Un quart des détenus souffrent de maladies psychiatriques

Rapport Albrand sur le suicide en prison.

Publié le 22 mai 2010 sur OSIBouaké.org

Rue89 | Par Anouchka Collette | 21/05/2010

Le premier hôpital-prison pour les détenus atteints de troubles psychiatriques graves est inauguré vendredi par la ministre de la justice Michèle Alliot-Marie. Trompe l’œil ou réelle avancée ? Le Dr Louis Albrand, auteur d’un rapport sur le suicide en prison et coordonnateur d’un collectif pour l’humanisation des prisons et des hôpitaux psychiatriques, répond aux questions de Rue89.

Êtes-vous favorable à l’ouverture de l’Unité hospitalière spécialement aménagée (UHSA) de Lyon, premier hôpital-prison ?

C’est une initiative que je salue, qui va dans le bon sens. Mais il faudrait d’abord s’attaquer au problème de fond, spécifique à la France, le nombre hallucinant de malades en prison : 25% des détenus sont atteints d’une maladie psychotique grave (schizophrénie, paranoïa…), soit environ 15 000 personnes.

Si l’on inclut les personnes dépressives ou les troubles plus « légers », qui ne nécessitent pas d’hospitalisation, on atteint les 40%.

Or, cet établissement accueillera une soixantaine de personnes. Même si neuf centres similaires ouvrent, comme prévu d’ici 2012, cela reste très insuffisant.

Comment expliquer qu’un quart des détenus soient atteints de maladies psychiatriques ?
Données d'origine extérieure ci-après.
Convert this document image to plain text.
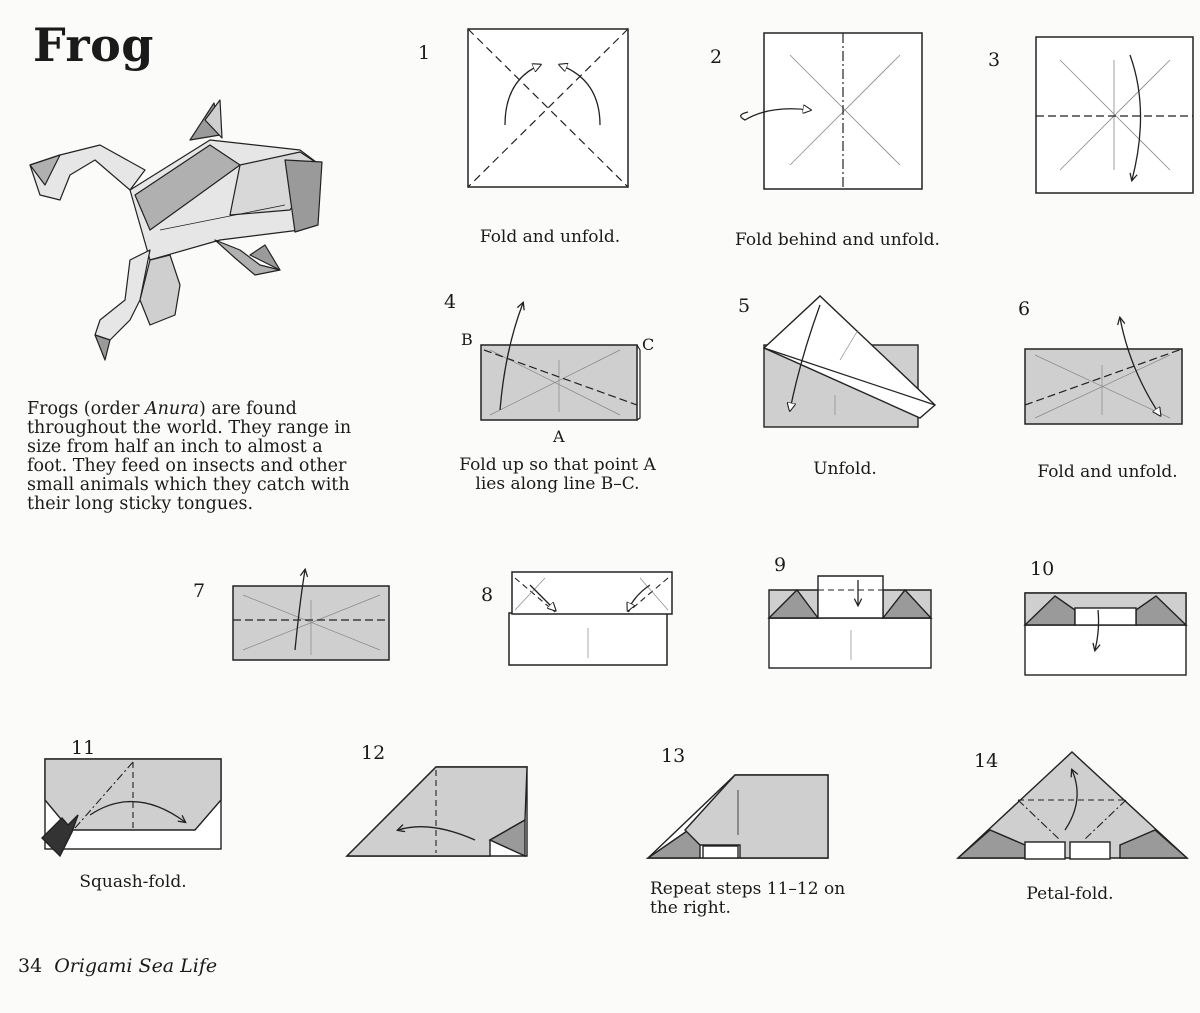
Frog
Frogs (order Anura) are found throughout the world. They range in size from half an inch to almost a foot. They feed on insects and other small animals which they catch with their long sticky tongues.
1	2	3
4	5	6
7	8
9	10
11	12	13	14
Fold and unfold.	Fold behind and unfold.
Fold up so that point A lies along line B–C.
Unfold.	Fold and unfold.
Squash-fold.	Repeat steps 11–12 on the right.
Petal-fold.
34 Origami Sea Life
B	C
A
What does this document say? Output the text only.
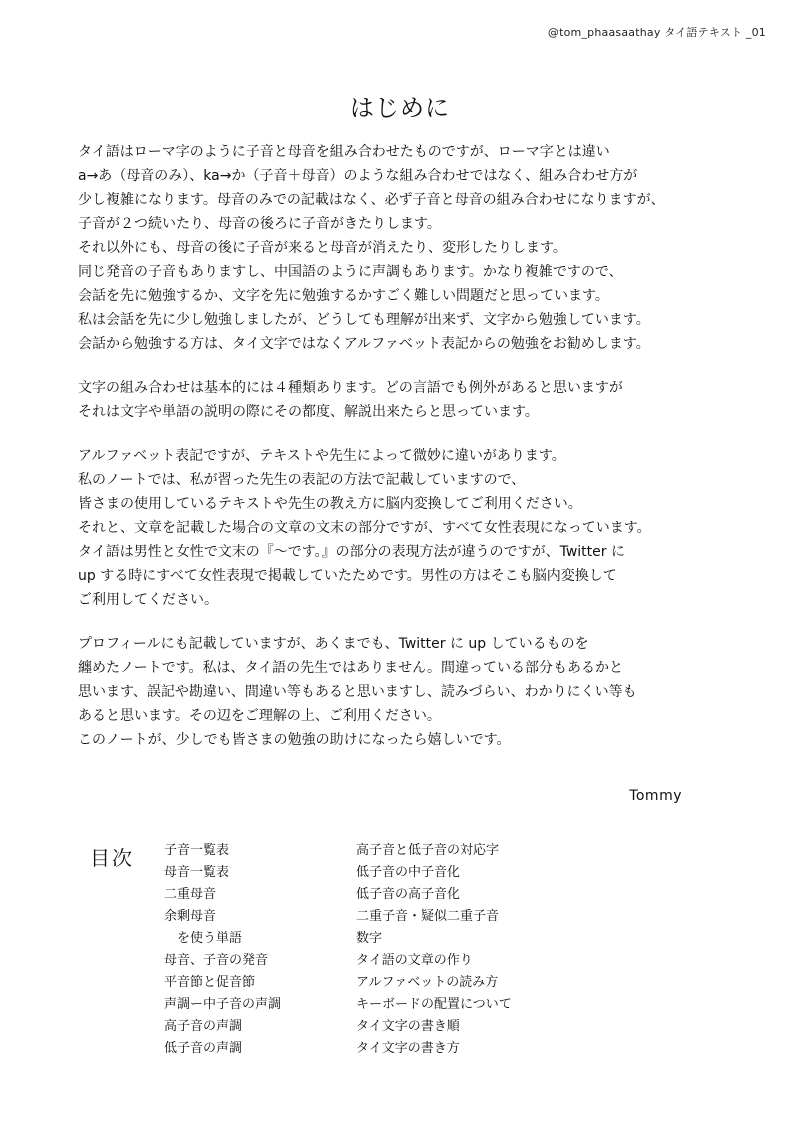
@tom_phaasaathay タイ語テキスト _01
はじめに
タイ語はローマ字のように子音と母音を組み合わせたものですが、ローマ字とは違い
a→あ（母音のみ）、ka→か（子音＋母音）のような組み合わせではなく、組み合わせ方が
少し複雑になります。母音のみでの記載はなく、必ず子音と母音の組み合わせになりますが、
子音が２つ続いたり、母音の後ろに子音がきたりします。
それ以外にも、母音の後に子音が来ると母音が消えたり、変形したりします。
同じ発音の子音もありますし、中国語のように声調もあります。かなり複雑ですので、
会話を先に勉強するか、文字を先に勉強するかすごく難しい問題だと思っています。
私は会話を先に少し勉強しましたが、どうしても理解が出来ず、文字から勉強しています。
会話から勉強する方は、タイ文字ではなくアルファベット表記からの勉強をお勧めします。
文字の組み合わせは基本的には４種類あります。どの言語でも例外があると思いますが
それは文字や単語の説明の際にその都度、解説出来たらと思っています。
アルファベット表記ですが、テキストや先生によって微妙に違いがあります。
私のノートでは、私が習った先生の表記の方法で記載していますので、
皆さまの使用しているテキストや先生の教え方に脳内変換してご利用ください。
それと、文章を記載した場合の文章の文末の部分ですが、すべて女性表現になっています。
タイ語は男性と女性で文末の『～です。』の部分の表現方法が違うのですが、Twitter に
up する時にすべて女性表現で掲載していたためです。男性の方はそこも脳内変換して
ご利用してください。
プロフィールにも記載していますが、あくまでも、Twitter に up しているものを
纏めたノートです。私は、タイ語の先生ではありません。間違っている部分もあるかと
思います、誤記や勘違い、間違い等もあると思いますし、読みづらい、わかりにくい等も
あると思います。その辺をご理解の上、ご利用ください。
このノートが、少しでも皆さまの勉強の助けになったら嬉しいです。
Tommy
目次 子音一覧表
母音一覧表
二重母音
余剰母音
を使う単語
母音、子音の発音
平音節と促音節
声調ー中子音の声調
高子音の声調
低子音の声調
高子音と低子音の対応字
低子音の中子音化
低子音の高子音化
二重子音・疑似二重子音
数字
タイ語の文章の作り
アルファベットの読み方
キーボードの配置について
タイ文字の書き順
タイ文字の書き方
A cause des lacunes de la psychiatrie en France. Dans les vingt dernières années, 40 000 lits de psychiatrie ont été supprimés. A la fois pour des raisons financières et aussi parce que l’efficacité des neuroleptiques a beaucoup progressé, et l’on estime parfois que l’on peut soigner les malades chez eux.

Mais nous n’avons pas créé de structures intermédiaires, ce qu’on appelle la « psychiatrie de secteur », pour prendre le relais. Des centres de jours par exemple, où les détenus vont prendre leurs medocs le matin et discuter avec les soignants.

Résultat ?

De nombreux malades sont mal soignés, sans traitement, et donc potentiellement dangereux. Ils vivent souvent dans la rue, se droguent et/ou boivent… Et finissent par se retrouver en prison. Ensuite, c’est un cercle vicieux. Le climat pénitentiaire exacerbe et aggrave ces maladies, alors que les prisons manquent cruellement de psychiatres. S’ils sortent, ils vont y retourner.

Pour moi, ces déficiences de la prise en charge psychiatrique en France expliquent en grande partie les 40% de récidive, ou les suicides en prison.

Quel est le rôle de la justice dans cette « surreprésentation » de malades ?

Nous devons nous interroger : pourquoi les condamne-t-on ? Il faut soigner avant de punir, et ne pas céder à la pression des victimes qui réclament un procès et des sanctions.

Mettons sur la table la question de l’expertise médicale : lorsqu’on admet que la personne n’était pas responsable de ses actes, elle peut tout de même se retrouver en prison ! Encore une spécificité française.

Quelles sont vos solutions pour une meilleure prise en charge ?

Il faut, avant tout, développer en amont la psychiatrie de secteur. C’est le meilleur moyen de désengorger les prisons. L’Italie est un modèle en la matière. Un vaste mouvement de psychiatrie hors les murs s’y est développé dans les années 60.

En aval, la généralisation des UHSA serait une bonne chose, pour les détenus qui souffrent des pathologies les plus lourdes. Et pour tous les autres, redonnons à la psychiatrie pénitentiaire ses lettres de noblesse, en augmentant les postes de psychiatres, très largement insuffisants dans les prisons.